Doomed timing

18 September 2015 By Daniel Indiviglio

More than just a nice desk in the Oval Office awaits the next U.S. president. Whoever wins the campaign will probably contend with an economic recession, no matter what the Federal Reserve does with interest rates. The great downturn ended six years ago, longer than it traditionally takes for another slowdown to hit. Given the sluggish recovery, another peak could be years off. But unless modern records are shattered, today’s White House contenders will need to brace for a crisis.

Since the Great Depression, the average period between the end of one American recession and the start of another has been about five years. By that metric, the economy is currently operating on borrowed time. It has been more than a year longer than that average since the slowdown that accompanied the global financial crisis ended in June 2009.

Of course, this time around it might just take a little more time than usual to rebound. The United States enjoyed 10 recession-free years from early 1991 through early 2001. That’s the longest uninterrupted period of prosperity in 150 years of record-keeping. That means unless this is another historically unprecedented moment, another recession will arrive by June 2019.

True, most economists don’t see an imminent slowdown. They expect the Fed to eventually begin to raise interest rates in response to the economy’s strength and its ability to weather tighter monetary policy. As Goldman Sachs explained in a research note, the unusually slow recovery implies a longer-than-usual cycle. The bank does not forecast a recession for 2016, the last full year that Barack Obama will occupy the White House.

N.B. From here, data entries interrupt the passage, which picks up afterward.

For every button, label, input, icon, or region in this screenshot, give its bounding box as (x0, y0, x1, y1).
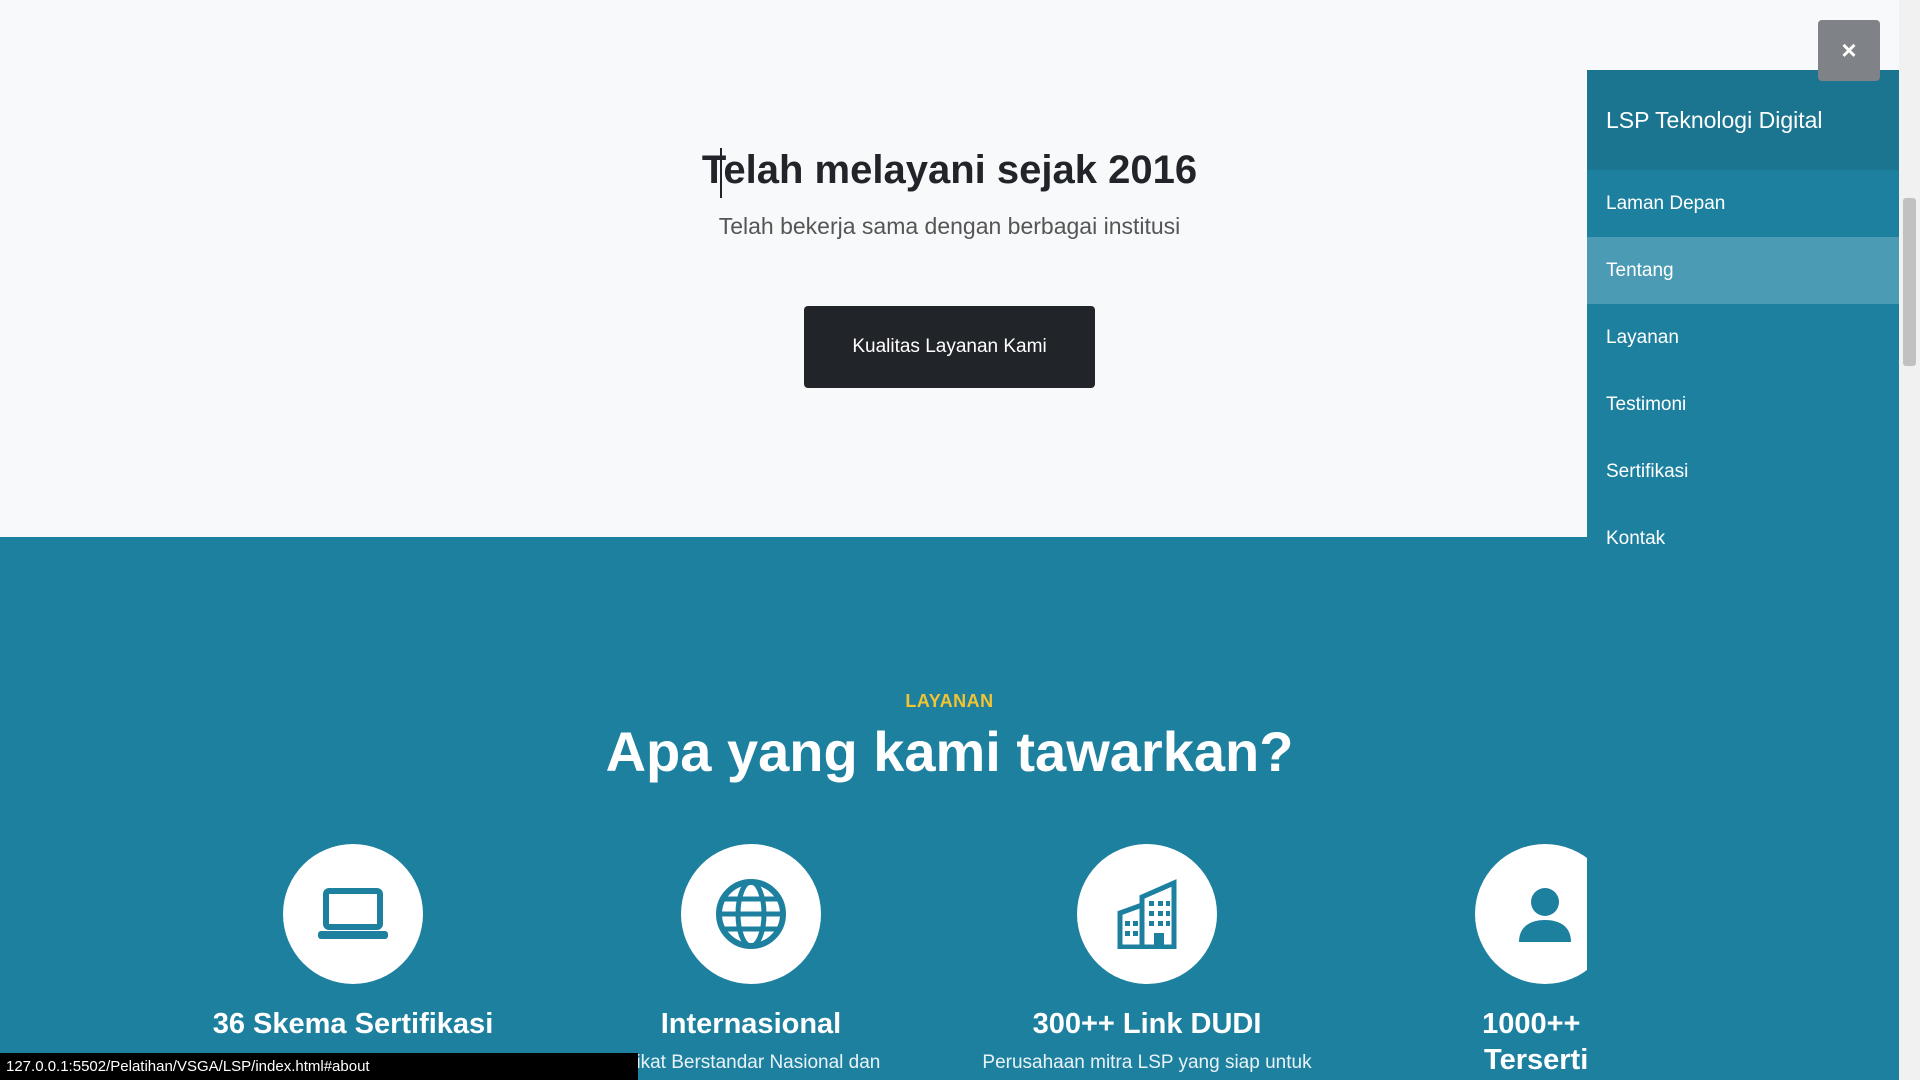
scrollbar-thumb[interactable] (1903, 198, 1916, 366)
laptop-icon (318, 888, 388, 939)
service-quality-button[interactable]: Kualitas Layanan Kami (804, 306, 1095, 388)
service-icon-circle (283, 844, 423, 984)
globe-icon (716, 879, 786, 949)
sidebar-item-testimoni[interactable]: Testimoni (1587, 371, 1899, 438)
service-item: 300++ Link DUDI Perusahaan mitra LSP yan… (937, 844, 1357, 1076)
sidebar-menu: LSP Teknologi Digital Laman Depan Tentan… (1587, 70, 1899, 1080)
service-title: 300++ Link DUDI (1032, 1008, 1262, 1040)
close-menu-button[interactable]: × (1818, 20, 1880, 81)
service-title: 36 Skema Sertifikasi (212, 1008, 494, 1040)
service-item: 36 Skema Sertifikasi (143, 844, 563, 1050)
sidebar-item-layanan[interactable]: Layanan (1587, 304, 1899, 371)
sidebar-item-kontak[interactable]: Kontak (1587, 505, 1899, 572)
service-text: Perusahaan mitra LSP yang siap untuk (982, 1052, 1312, 1073)
close-icon: × (1841, 35, 1857, 65)
service-item: Internasional tifikat Berstandar Nasiona… (541, 844, 961, 1076)
service-icon-circle (681, 844, 821, 984)
sidebar-item-laman-depan[interactable]: Laman Depan (1587, 170, 1899, 237)
sidebar-item-sertifikasi[interactable]: Sertifikasi (1587, 438, 1899, 505)
sidebar-brand[interactable]: LSP Teknologi Digital (1587, 70, 1899, 170)
sidebar-item-tentang[interactable]: Tentang (1587, 237, 1899, 304)
status-url-bar: 127.0.0.1:5502/Pelatihan/VSGA/LSP/index.… (0, 1053, 638, 1080)
service-title: Internasional (660, 1008, 842, 1040)
building-icon (1117, 879, 1177, 949)
service-icon-circle (1077, 844, 1217, 984)
scrollbar[interactable] (1899, 0, 1920, 1080)
user-icon (1519, 888, 1571, 942)
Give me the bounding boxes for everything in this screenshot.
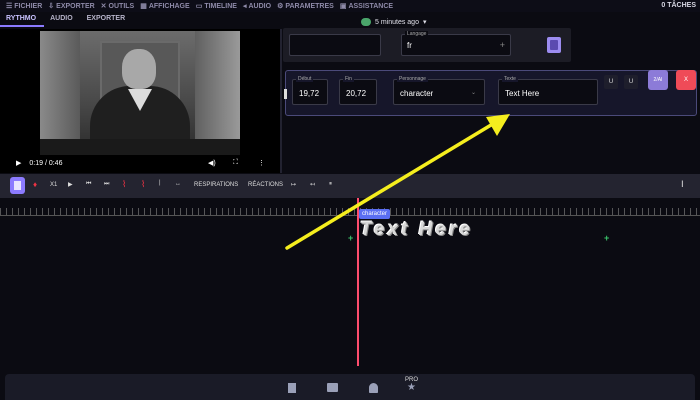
pro-button[interactable]: PRO ★	[405, 377, 418, 393]
star-icon: ★	[407, 382, 416, 393]
bottom-nav: PRO ★	[5, 374, 695, 400]
folder-icon[interactable]	[327, 383, 338, 392]
book-icon[interactable]	[288, 383, 296, 393]
annotation-arrow	[285, 114, 510, 250]
user-icon[interactable]	[369, 383, 378, 393]
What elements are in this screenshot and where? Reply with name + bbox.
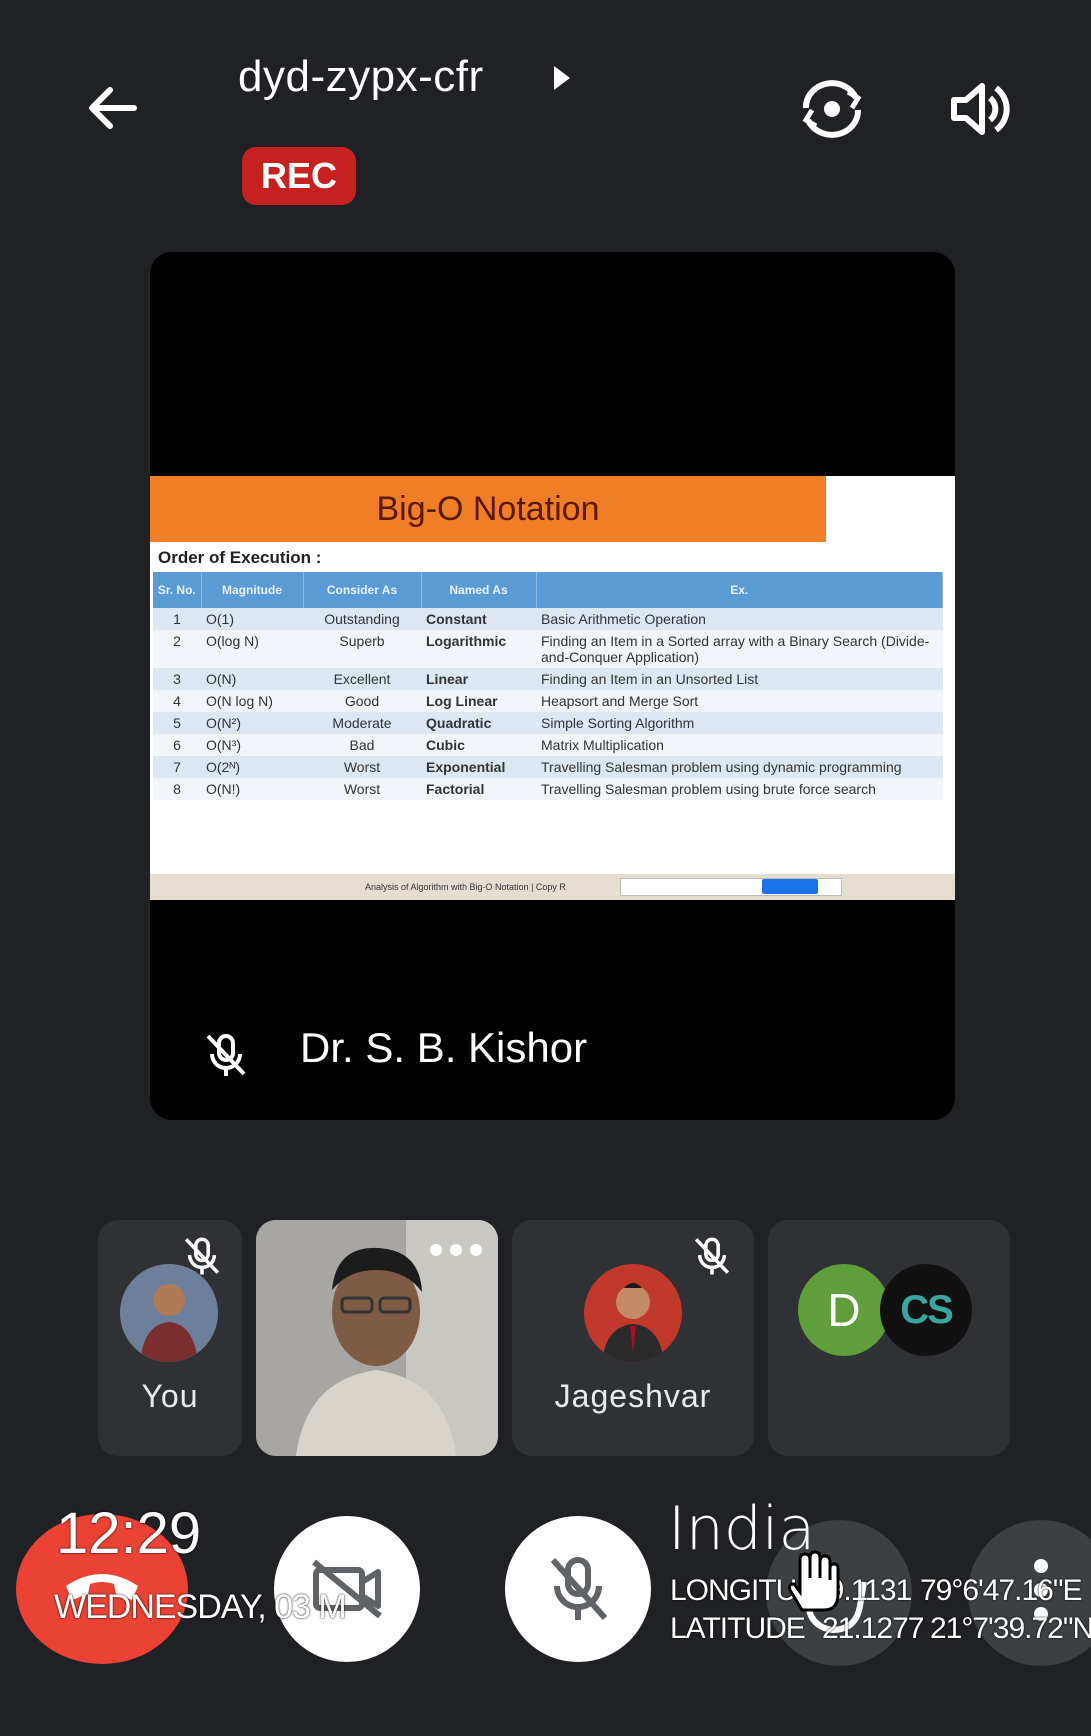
slide-footer-text: Analysis of Algorithm with Big-O Notatio…	[365, 882, 566, 892]
back-arrow-icon[interactable]	[82, 78, 142, 138]
mic-off-icon	[550, 1557, 608, 1621]
presenter-name: Dr. S. B. Kishor	[300, 1024, 588, 1071]
cell: O(N²)	[201, 712, 303, 734]
cell: Finding an Item in a Sorted array with a…	[536, 630, 943, 668]
meeting-code[interactable]: dyd-zypx-cfr	[238, 52, 484, 102]
participant-name: You	[141, 1378, 199, 1414]
cell: Cubic	[421, 734, 536, 756]
cell: Logarithmic	[421, 630, 536, 668]
cell: Worst	[303, 756, 421, 778]
table-row: 2 O(log N) Superb Logarithmic Finding an…	[153, 630, 943, 668]
slide-subtitle: Order of Execution :	[158, 548, 322, 567]
cell: O(N)	[201, 668, 303, 690]
cell: Matrix Multiplication	[536, 734, 943, 756]
cell: Travelling Salesman problem using dynami…	[536, 756, 943, 778]
speaker-icon[interactable]	[948, 80, 1012, 138]
cell: Simple Sorting Algorithm	[536, 712, 943, 734]
play-triangle-icon[interactable]	[548, 60, 576, 96]
avatar	[120, 1264, 218, 1362]
cell: Exponential	[421, 756, 536, 778]
cell: 2	[153, 630, 201, 668]
cell: Factorial	[421, 778, 536, 800]
table-row: 6 O(N³) Bad Cubic Matrix Multiplication	[153, 734, 943, 756]
switch-camera-icon[interactable]	[796, 78, 868, 140]
mic-toggle-button[interactable]	[505, 1516, 651, 1662]
col-sr-no: Sr. No.	[153, 572, 202, 608]
participant-name: Jageshvar	[554, 1378, 712, 1414]
longitude-dms: 79°6'47.16"E	[920, 1574, 1083, 1607]
cell: Constant	[421, 608, 536, 630]
col-consider-as: Consider As	[303, 572, 422, 608]
latitude-dms: 21°7'39.72"N	[930, 1612, 1091, 1645]
cell: 1	[153, 608, 201, 630]
col-magnitude: Magnitude	[201, 572, 304, 608]
cell: 4	[153, 690, 201, 712]
cell: Heapsort and Merge Sort	[536, 690, 943, 712]
cell: 7	[153, 756, 201, 778]
shared-slide: Big-O Notation Order of Execution : Sr. …	[150, 476, 955, 900]
bigo-table: Sr. No. Magnitude Consider As Named As E…	[153, 572, 943, 800]
cell: Travelling Salesman problem using brute …	[536, 778, 943, 800]
cell: O(2ᴺ)	[201, 756, 303, 778]
slide-title: Big-O Notation	[150, 476, 826, 542]
table-row: 8 O(N!) Worst Factorial Travelling Sales…	[153, 778, 943, 800]
cell: Quadratic	[421, 712, 536, 734]
cs-logo-avatar: CS	[880, 1264, 972, 1356]
slide-footer: Analysis of Algorithm with Big-O Notatio…	[150, 874, 955, 900]
cell: O(N³)	[201, 734, 303, 756]
participant-tile-jageshvar[interactable]: Jageshvar	[512, 1220, 754, 1456]
mic-off-icon	[202, 1030, 250, 1080]
cell: Linear	[421, 668, 536, 690]
latitude-label: LATITUDE	[670, 1612, 806, 1645]
cell: 8	[153, 778, 201, 800]
presenter-tile[interactable]: Big-O Notation Order of Execution : Sr. …	[150, 252, 955, 1120]
table-row: 5 O(N²) Moderate Quadratic Simple Sortin…	[153, 712, 943, 734]
cell: Moderate	[303, 712, 421, 734]
participant-video-tile[interactable]	[256, 1220, 498, 1456]
avatar	[584, 1264, 682, 1362]
stop-sharing-button	[762, 879, 818, 894]
table-row: 7 O(2ᴺ) Worst Exponential Travelling Sal…	[153, 756, 943, 778]
cell: Finding an Item in an Unsorted List	[536, 668, 943, 690]
col-named-as: Named As	[421, 572, 537, 608]
cell: O(1)	[201, 608, 303, 630]
overlay-time: 12:29	[56, 1501, 202, 1566]
cell: 3	[153, 668, 201, 690]
cell: O(N!)	[201, 778, 303, 800]
col-example: Ex.	[536, 572, 943, 608]
cell: 5	[153, 712, 201, 734]
overlay-date: WEDNESDAY, 03 M	[54, 1588, 347, 1626]
cell: Good	[303, 690, 421, 712]
table-row: 1 O(1) Outstanding Constant Basic Arithm…	[153, 608, 943, 630]
more-dots-icon[interactable]	[428, 1242, 484, 1258]
participant-tile-you[interactable]: You	[98, 1220, 242, 1456]
cell: Excellent	[303, 668, 421, 690]
cell: Basic Arithmetic Operation	[536, 608, 943, 630]
mic-off-icon	[690, 1234, 734, 1278]
avatar-letter: D	[798, 1264, 890, 1356]
cell: Superb	[303, 630, 421, 668]
cell: Worst	[303, 778, 421, 800]
participant-tile-group[interactable]: D CS	[768, 1220, 1010, 1456]
cell: Outstanding	[303, 608, 421, 630]
recording-badge: REC	[242, 147, 356, 205]
cell: Log Linear	[421, 690, 536, 712]
cell: 6	[153, 734, 201, 756]
cell: Bad	[303, 734, 421, 756]
hand-cursor-icon	[784, 1550, 840, 1614]
latitude-decimal: 21.1277	[822, 1612, 924, 1645]
table-row: 3 O(N) Excellent Linear Finding an Item …	[153, 668, 943, 690]
table-row: 4 O(N log N) Good Log Linear Heapsort an…	[153, 690, 943, 712]
cell: O(log N)	[201, 630, 303, 668]
cell: O(N log N)	[201, 690, 303, 712]
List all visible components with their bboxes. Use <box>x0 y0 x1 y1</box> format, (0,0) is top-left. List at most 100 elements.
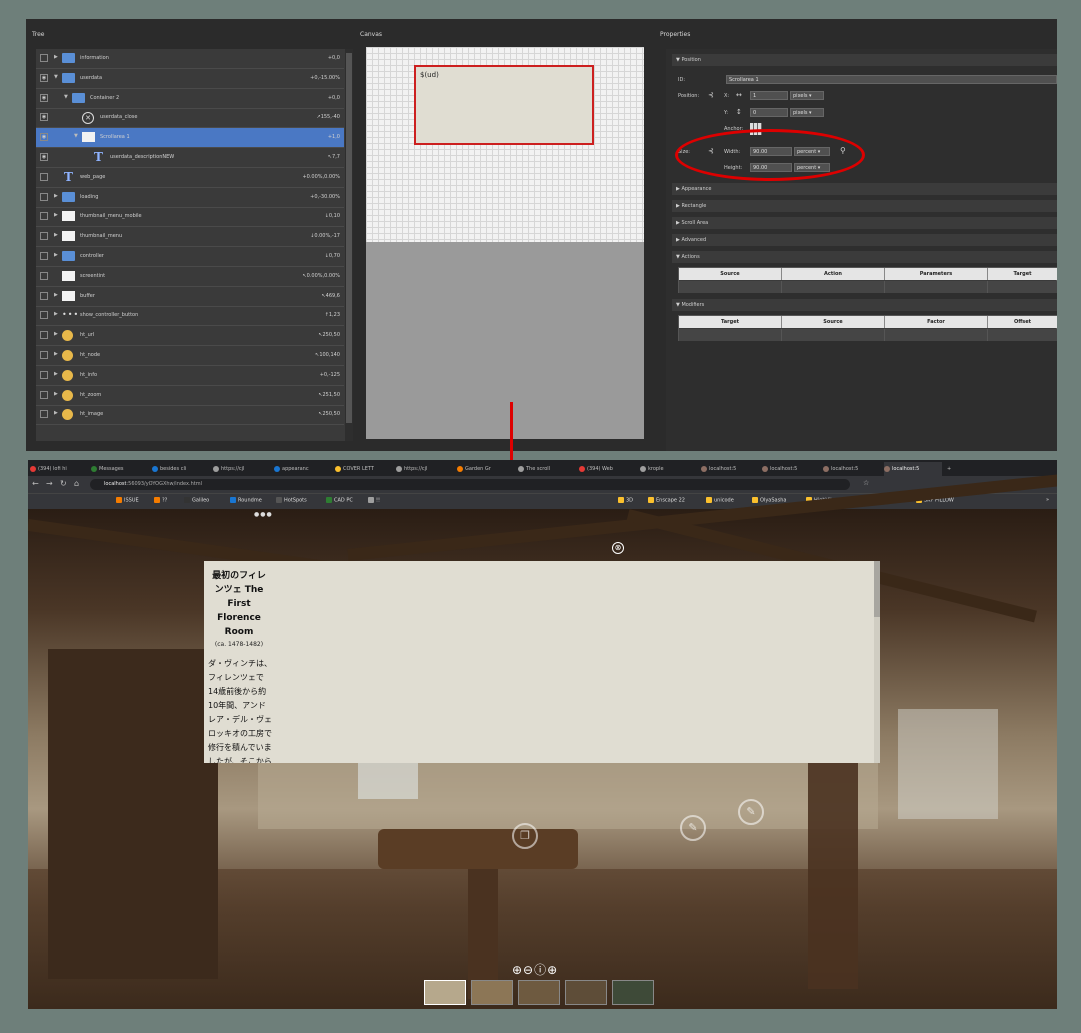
browser-tab[interactable]: localhost:5 <box>762 462 820 476</box>
actions-cell[interactable] <box>679 281 782 293</box>
panorama-thumbnail[interactable] <box>612 980 654 1005</box>
tree-row[interactable]: ▶ buffer ↖469,6 <box>36 287 344 307</box>
info-scrollbar[interactable] <box>874 561 880 763</box>
tree-row[interactable]: ▶ ht_info +0,-125 <box>36 366 344 386</box>
visibility-toggle-icon[interactable] <box>40 271 48 280</box>
browser-tab[interactable]: Garden Gr <box>457 462 515 476</box>
home-icon[interactable]: ⌂ <box>74 479 79 488</box>
selected-scrollarea-element[interactable]: $(ud) <box>414 65 594 145</box>
actions-cell[interactable] <box>782 281 885 293</box>
browser-tab[interactable]: (394) lofi hi <box>30 462 88 476</box>
reload-icon[interactable]: ↻ <box>60 479 67 488</box>
actions-table[interactable]: Source Action Parameters Target <box>678 267 1057 293</box>
visibility-toggle-icon[interactable]: ◉ <box>40 113 48 122</box>
browser-tab[interactable]: localhost:5 <box>884 462 942 476</box>
panorama-thumbnail[interactable] <box>518 980 560 1005</box>
bookmark-item[interactable]: CAD PC <box>326 497 353 504</box>
panorama-view[interactable]: ✎ ✎ ✎ ❐ ●●● ⊗ 最初のフィレンツェ The First Floren… <box>28 473 1057 1009</box>
expand-toggle-icon[interactable]: ▶ <box>54 232 58 238</box>
visibility-toggle-icon[interactable] <box>40 172 48 181</box>
tree-row[interactable]: Tweb_page +0.00%,0.00% <box>36 168 344 188</box>
skin-canvas[interactable]: $(ud) <box>366 47 644 439</box>
tree-scrollbar[interactable] <box>345 49 353 441</box>
visibility-toggle-icon[interactable] <box>40 232 48 241</box>
zoom-info-controls[interactable]: ⊕⊖ⓘ⊕ <box>512 961 558 978</box>
visibility-toggle-icon[interactable] <box>40 54 48 62</box>
visibility-toggle-icon[interactable] <box>40 311 48 320</box>
expand-toggle-icon[interactable]: ▶ <box>54 292 58 298</box>
bookmark-item[interactable]: Roundme <box>230 497 262 504</box>
section-scroll-area[interactable]: ▶ Scroll Area <box>672 217 1057 229</box>
bookmark-item[interactable]: 3D <box>618 497 633 504</box>
actions-cell[interactable] <box>885 281 988 293</box>
expand-toggle-icon[interactable]: ▶ <box>54 311 58 317</box>
hotspot-drawing-icon[interactable]: ✎ <box>680 815 706 841</box>
bookmark-item[interactable]: ISSUE <box>116 497 139 504</box>
bookmarks-more-icon[interactable]: » <box>1046 497 1049 503</box>
bookmark-item[interactable]: ?? <box>154 497 167 504</box>
browser-tab[interactable]: besides cli <box>152 462 210 476</box>
tree-row[interactable]: ◉ ✕ userdata_close ↗155,-40 <box>36 108 344 129</box>
browser-tab[interactable]: appearanc <box>274 462 332 476</box>
tree-row[interactable]: ▶ controller ↓0,70 <box>36 247 344 267</box>
x-unit-select[interactable]: pixels ▾ <box>790 91 824 100</box>
tree-row[interactable]: ▶ ht_url ↖250,50 <box>36 326 344 347</box>
y-align-icon[interactable]: ↕ <box>736 108 742 116</box>
section-rectangle[interactable]: ▶ Rectangle <box>672 200 1057 212</box>
expand-toggle-icon[interactable]: ▶ <box>54 193 58 199</box>
section-appearance[interactable]: ▶ Appearance <box>672 183 1057 195</box>
expand-toggle-icon[interactable]: ▶ <box>54 331 58 337</box>
bookmark-item[interactable]: HotSpots <box>276 497 307 504</box>
bookmark-item[interactable]: Enscape 22 <box>648 497 685 504</box>
expand-toggle-icon[interactable]: ▼ <box>54 74 58 80</box>
browser-tab[interactable]: localhost:5 <box>823 462 881 476</box>
forward-icon[interactable]: → <box>46 479 53 488</box>
visibility-toggle-icon[interactable] <box>40 291 48 300</box>
visibility-toggle-icon[interactable]: ◉ <box>40 153 48 161</box>
browser-tab[interactable]: https://cjl <box>396 462 454 476</box>
visibility-toggle-icon[interactable] <box>40 212 48 221</box>
section-position[interactable]: ▼ Position <box>672 54 1057 66</box>
visibility-toggle-icon[interactable] <box>40 331 48 340</box>
userdata-info-panel[interactable]: 最初のフィレンツェ The First Florence Room (ca. 1… <box>204 561 880 763</box>
bookmark-item[interactable]: !! <box>368 497 380 504</box>
tree-row[interactable]: ▶ thumbnail_menu ↓0.00%,-17 <box>36 227 344 248</box>
tree-row[interactable]: ▶ ••• show_controller_button ↑1,23 <box>36 306 344 327</box>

If correct, that makes any slowdown a problem for, take your pick: President Donald Trump, Carly Fiorina, Bernie Sanders, Hillary Clinton, etc. If it starts early enough in the 45th president’s first term, the commander in chief might be able to place the blame at Obama’s doorstep. But every time since World War Two that an American president faced a recession that began after his first year, he failed to win re-election.

Presidents don’t deserve all the blame for the unavoidable cycles of developed economies. That doesn’t stop voters from thinking otherwise. Moreover, if the next boss happens to be Jeb Bush, a recession on his watch would mark the fourth in a row to have begun under a member of his immediate family. He and his rivals need to brace for the inevitable.